Asked by his own lawyer how he felt taking the stand, Haggis said: “I’m incredibly nervous, of course, and I’m very happy. Because for five years I’ve been unable to clear my name.”
Ilann Maazel, who is representing plaintiff Haleigh Breest, objected – but Judge Sabrina Kraus overruled her and the statement was allowed to stand, according to Deadline.
Haggis did not immediately discuss the allegations brought against him by former events publicist Haleigh Breest, who first filed the civil suit in 2017, or the four women who claimed they were assaulted in supporting testimony. Instead, he began what may be days of testimony about his longstanding feud with the Church of Scientology, according to the Associated Press.
The jury heard nearly two weeks of plaintiffs’ testimony in the civil trial being brought by Breest, a former freelance events publicist who said Haggis pressured her to go to his Manhattan apartment after a 2013 movie premiere and raped her. Though the judge explained to the jury that both parties agree that Breest is not a Scientologist – and she testified that she was not being supported by the church in any way – Haggis’ team has continued to present its Scientology defense.
Haggis, at times tearful on the stand Wednesday, admitted he had “a number of affairs” while married to Deborah Rennard from 1997-2010, when they separated.
“She’s been my best friend ever since,” Haggis said. “So few people stand up for you in situations like this.”
Haggis has not given his side of any of the encounters, though he has maintained that they were consensual. He also had yet to be cross-examined.
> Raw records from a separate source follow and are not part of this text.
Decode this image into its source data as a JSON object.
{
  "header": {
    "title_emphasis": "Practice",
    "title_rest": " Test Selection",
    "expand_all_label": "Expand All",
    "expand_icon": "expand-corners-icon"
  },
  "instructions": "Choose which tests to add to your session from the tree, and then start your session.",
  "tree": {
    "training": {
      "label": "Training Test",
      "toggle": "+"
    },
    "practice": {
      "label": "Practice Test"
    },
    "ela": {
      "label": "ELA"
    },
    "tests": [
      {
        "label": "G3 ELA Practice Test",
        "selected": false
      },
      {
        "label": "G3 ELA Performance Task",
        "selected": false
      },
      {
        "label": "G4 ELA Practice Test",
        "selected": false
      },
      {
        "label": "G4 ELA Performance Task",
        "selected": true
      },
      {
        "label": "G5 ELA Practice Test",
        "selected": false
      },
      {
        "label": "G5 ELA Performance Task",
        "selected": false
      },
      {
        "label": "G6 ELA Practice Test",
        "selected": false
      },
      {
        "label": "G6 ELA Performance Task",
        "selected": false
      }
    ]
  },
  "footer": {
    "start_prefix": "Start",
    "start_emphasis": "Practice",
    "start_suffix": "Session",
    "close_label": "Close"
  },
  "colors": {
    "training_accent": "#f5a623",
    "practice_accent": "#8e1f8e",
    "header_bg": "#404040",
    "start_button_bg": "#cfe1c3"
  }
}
With the guidance of his lawyer, Haggis gave a detailed autobiographical account, including how he encountered Scientology founder L. Ron Hubbard’s book “Dianetics” while a young man still living in Canada. He said over the years, he went through hundreds of hours of “auditing” sessions, and that his church handlers had pages of notes with folders stacked “to the ceiling.”
In that process, he said, church leaders focused on sexual behavior. He said he confessed everything, including trysts with women, which he said were always consensual.
“Did you ever reveal anything else regarding women?” asked his lawyer.
“There was nothing else to reveal,” he said, “other than sexual relationships.”
Haggis’ testimony was expected to resume Thursday.